Diffusion model loss not working properly

Hey everybody!
I am currently trying to implement a diffusion model using the UNET architecture in order to generate images based on labels. Since I am very new to the subject I started training it with the MNIST data set, since the images are of simpler kind.
The issue I am facing is the fact that the average loss of my model is always around one, it starts with numbers like 1.002 and continues with numbers around 1.0004. I tried changing the implementation of my UNET, thinking that maybe that was the problem, but I encountered the same problem.

This is the Main file

!pip install import_ipynb
import import_ipynb       #This is a package that allows me to get functions directly from colab notebooks

# Commented out IPython magic to ensure Python compatibility.
import os
import torch
import torch.nn as nn
import argparse
import numpy as np

#%cd "/content/drive/MyDrive/Fifth year/ClearBox/Diffusion_model_training"
# %cd "/content/drive/MyDrive/Diffusion_model_training"
from model import UNET
from torchvision.datasets import MNIST
from torch.utils.data import DataLoader
from torchvision.transforms.functional import pil_to_tensor
from torchvision.transforms import ToPILImage
import torchvision
from torchsummary import summary
from tqdm import tqdm
import sys
from PIL import Image

def sin_time_embeding(time_vector, number_channels = 256):
  batch_size = np.shape(time_vector)[0]
  emb = torch.zeros([batch_size, number_channels])
  seq_channels = torch.arange(number_channels/2).long()
  for position, t in enumerate(time_vector):
    for i in seq_channels:
      value = t/(torch.pow(10000, 2*i/(number_channels)))
      sin = (torch.sin(value)).long()
      cos = torch.cos(value).long()

      emb[position, 2*i] = sin
      emb[position, 2*i+1] = cos
  return emb

class basics:
  def __init__(self, args, number_noise_steps = 1000, beta_start = 1e-4, beta_end = 0.02, image_size = 64, device = "cuda"):
    self.number_noise_steps = number_noise_steps
    self.beta_start = beta_start
    self.beta_end = beta_end
    self.image_size = image_size
    self.device = device
    self.args = args
    self.beta = torch.linspace(self.beta_start, self.beta_end, self.number_noise_steps).to(self.device)
    self.alpha = 1 - self.beta
    self.big_alpha = torch.cumprod(self.alpha, dim = 0)
  def produce_noise(self, x0, time_position):
    time_position = time_position[:, None, None, None].to(self.args.device)

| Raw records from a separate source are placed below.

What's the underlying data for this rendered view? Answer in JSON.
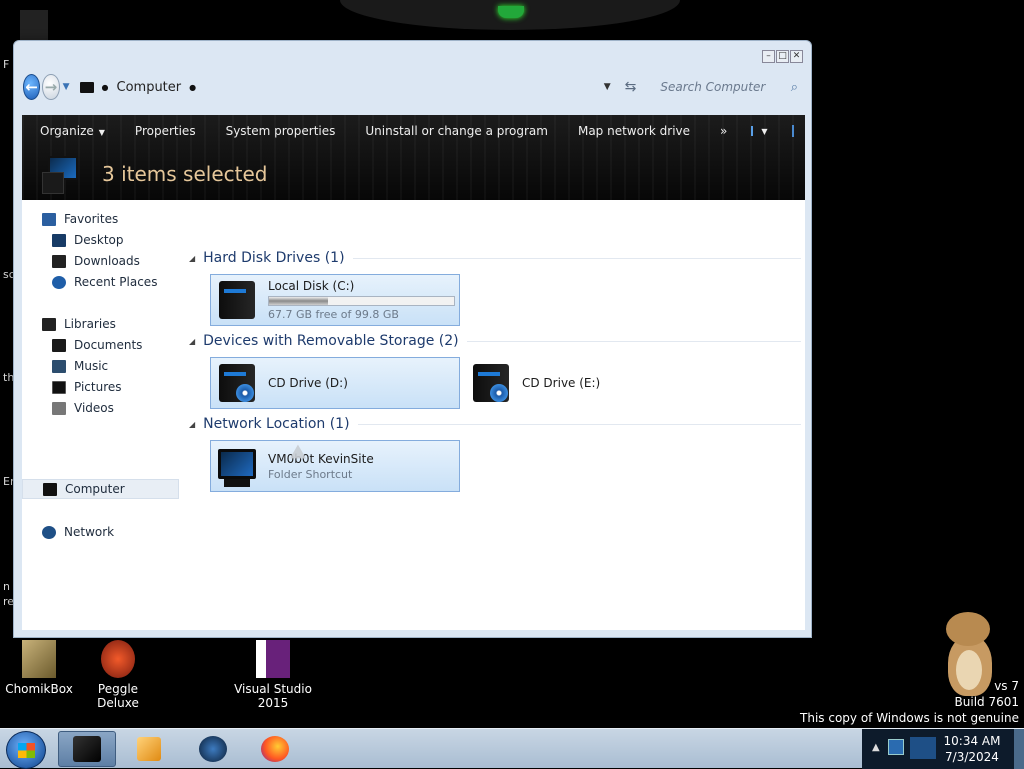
{
  "window": {
    "address": {
      "location": "Computer"
    },
    "search": {
      "placeholder": "Search Computer"
    },
    "toolbar": {
      "organize": "Organize",
      "properties": "Properties",
      "system_properties": "System properties",
      "uninstall": "Uninstall or change a program",
      "map_drive": "Map network drive",
      "more": "»"
    },
    "header": {
      "status": "3 items selected"
    },
    "nav": {
      "favorites": "Favorites",
      "desktop": "Desktop",
      "downloads": "Downloads",
      "recent": "Recent Places",
      "libraries": "Libraries",
      "documents": "Documents",
      "music": "Music",
      "pictures": "Pictures",
      "videos": "Videos",
      "computer": "Computer",
      "network": "Network"
    },
    "groups": {
      "hdd": {
        "title": "Hard Disk Drives (1)"
      },
      "removable": {
        "title": "Devices with Removable Storage (2)"
      },
      "network": {
        "title": "Network Location (1)"
      }
    },
    "drives": {
      "c": {
        "name": "Local Disk (C:)",
        "free": "67.7 GB free of 99.8 GB",
        "used_fraction": 0.32
      },
      "d": {
        "name": "CD Drive (D:)"
      },
      "e": {
        "name": "CD Drive (E:)"
      }
    },
    "netloc": {
      "name": "VM0b0t KevinSite",
      "type": "Folder Shortcut"
    }
  },
  "desktop": {
    "icons": {
      "chomik": "ChomikBox",
      "peggle": "Peggle Deluxe",
      "vs": "Visual Studio 2015"
    },
    "watermark": {
      "line1": "vs 7",
      "line2": "Build 7601",
      "line3": "This copy of Windows is not genuine"
    },
    "edge_fragments": [
      "F",
      "sc",
      "th",
      "Er",
      "n",
      "re"
    ]
  },
  "taskbar": {
    "time": "10:34 AM",
    "date": "7/3/2024"
  },
  "colors": {
    "header_text": "#e6c79a",
    "group_title": "#1e3b6d",
    "selection": "#c9e1f7"
  }
}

    part1 = (torch.sqrt(self.big_alpha[time_position]) * x0)
    part2 = (torch.sqrt(1 - self.big_alpha[time_position]) * torch.randn_like(x0))
    part3 = part1 + part2
    return part3, torch.randn_like(x0)

  def sampling_image(self, model, batch_size, label, classifier_scale = 3): #Labels has to have batch size
    print("Start Sampling")
    x_noise = torch.randn(batch_size, 1, self.image_size, self.image_size).to(self.args.device)

    with torch.no_grad(): 
      for i in reversed(range(1, self.number_noise_steps)):
        t = (torch.ones(batch_size) * i).long().to(self.args.device)
        if i == 0:
          z = torch.zeros(x_noise.size())
          z = torch.rand_like(x_noise).to(self.args.device)

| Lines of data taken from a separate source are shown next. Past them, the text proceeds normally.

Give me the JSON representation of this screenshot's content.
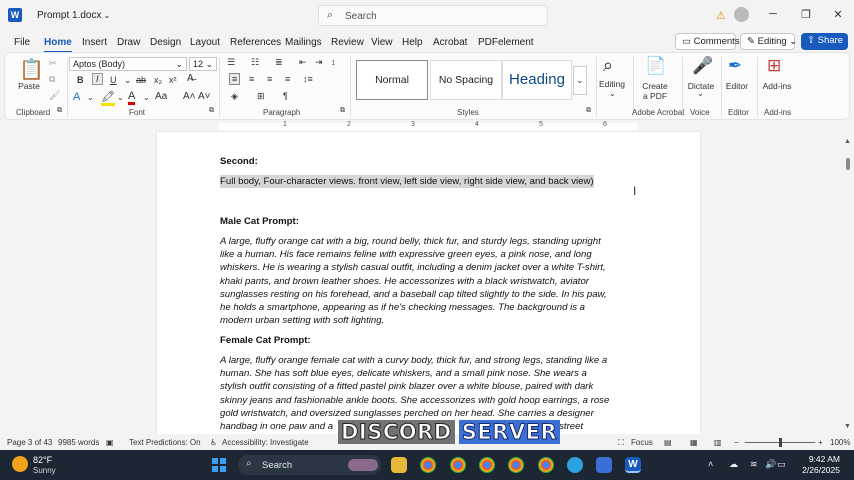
{
  "titlebar": {
    "app_icon": "word-icon",
    "document_name": "Prompt 1.docx",
    "search_placeholder": "Search",
    "warning_icon": "warning-icon",
    "minimize": "─",
    "restore": "❐",
    "close": "✕"
  },
  "menu": {
    "tabs": [
      "File",
      "Home",
      "Insert",
      "Draw",
      "Design",
      "Layout",
      "References",
      "Mailings",
      "Review",
      "View",
      "Help",
      "Acrobat",
      "PDFelement"
    ],
    "active_tab": "Home",
    "comments_label": "Comments",
    "editing_label": "Editing",
    "share_label": "Share"
  },
  "ribbon": {
    "clipboard": {
      "paste_label": "Paste",
      "group_label": "Clipboard"
    },
    "font": {
      "font_name": "Aptos (Body)",
      "font_size": "12",
      "group_label": "Font"
    },
    "paragraph": {
      "group_label": "Paragraph"
    },
    "styles": {
      "items": [
        "Normal",
        "No Spacing",
        "Heading"
      ],
      "selected": "Normal",
      "group_label": "Styles"
    },
    "editing": {
      "label": "Editing"
    },
    "acrobat": {
      "label_line1": "Create",
      "label_line2": "a PDF",
      "group_label": "Adobe Acrobat"
    },
    "voice": {
      "label": "Dictate",
      "group_label": "Voice"
    },
    "editor": {
      "label": "Editor",
      "group_label": "Editor"
    },
    "addins": {
      "label": "Add-ins",
      "group_label": "Add-ins"
    }
  },
  "ruler": {
    "numbers": [
      "1",
      "2",
      "3",
      "4",
      "5",
      "6"
    ]
  },
  "document": {
    "second_heading": "Second",
    "selected_line": "Full body, Four-character views. front view, left side view, right side view, and back view)",
    "male_heading": "Male Cat Prompt:",
    "male_lines": [
      "A large, fluffy orange cat with a big, round belly, thick fur, and sturdy legs, standing upright",
      "like a human. His face remains feline with expressive green eyes, a pink nose, and long",
      "whiskers. He is wearing a stylish casual outfit, including a denim jacket over a white T-shirt,",
      "khaki pants, and brown leather shoes. He accessorizes with a black wristwatch, aviator",
      "sunglasses resting on his forehead, and a baseball cap tilted slightly to the side. In his paw,",
      "he holds a smartphone, appearing as if he's checking messages. The background is a",
      "modern urban setting with soft lighting."
    ],
    "female_heading": "Female Cat Prompt:",
    "female_lines": [
      "A large, fluffy orange female cat with a curvy body, thick fur, and strong legs, standing like a",
      "human. She has soft blue eyes, delicate whiskers, and a small pink nose. She wears a",
      "stylish outfit consisting of a fitted pastel pink blazer over a white blouse, paired with dark",
      "skinny jeans and fashionable ankle boots. She accessorizes with gold hoop earrings, a rose",
      "gold wristwatch, and oversized sunglasses perched on her head. She carries a designer",
      "handbag in one paw and a                                                        ckground is a city street"
    ]
  },
  "status": {
    "page": "Page 3 of 43",
    "words": "9985 words",
    "text_predictions": "Text Predictions: On",
    "accessibility": "Accessibility: Investigate",
    "focus": "Focus",
    "zoom": "100%"
  },
  "overlay": {
    "word1": "DISCORD",
    "word2": "SERVER"
  },
  "taskbar": {
    "temperature": "82°F",
    "condition": "Sunny",
    "search_placeholder": "Search",
    "time": "9:42 AM",
    "date": "2/26/2025"
  }
}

        alpha_buffer = self.alpha[t][:, None, None, None]
        big_alpha_buffer = self.big_alpha[t][:, None, None, None]
        beta_buffer = self.beta[t][:, None, None, None]
        sinusoidal_time_embeding = sin_time_embeding(t).to(self.args.device)

        pred_classified_noise = model(x_noise, sinusoidal_time_embeding, label)
        pred_noise = pred_classified_noise

        if classifier_scale > 0:  #The classifier scale is what defines the intensity of the interpolation towards the classified predicited noise
          pred_unclassified_noise = model(x_noise, sinusoidal_time_embeding, None)
          pred_interpolated_noise = torch.lerp(pred_unclassified_noise, pred_classified_noise,classifier_scale)
          pred_noise = pred_interpolated_noise

        part2 = ((1 - alpha_buffer)/(torch.sqrt(1 - big_alpha_buffer))) * pred_noise
        xtm = ((1/alpha_buffer) * (x_noise - part2)) + torch.sqrt(beta_buffer) * z
        x_noise = xtm
    return xtm

def train(args, model,dataloader, optmizer, loss, model_checkpoint = None):#Need to take it out of the basics object and create args 
  basic_obj = basics(args, args.number_noise_steps, args.beta_start, args.beta_end, args.image_size, args.device)
  if args.use_checkpoints == "True" and model_checkpoint != None:  #Load the checkpoints of the model
    print("Using checkpoint")
    epoch = model_checkpoint["epoch"]
    epoch = 0

  while epoch < args.number_epochs:
    print("Epoch: ", epoch)
    list_losses = []
    for i, data in tqdm(enumerate(dataloader)):   #Iterating over the images from the dataloader
      optmizer.zero_grad()             #Setting gradient to zero after each iteration
      label = data[1].to(args.device)
      x0 = data[0].to(args.device)

      t = torch.randint(1, args.number_noise_steps, (args.batch_size, )).to(args.device)  #Getting a vector of time values the size of the bactch
      xt_rand, normal_distribution = basic_obj.produce_noise(x0, t)   #Generaring the noisy image at the specified time stamps from vector "t"
      xt_rand = xt_rand.to(args.device)

      normal_distribution = normal_distribution.to(args.device)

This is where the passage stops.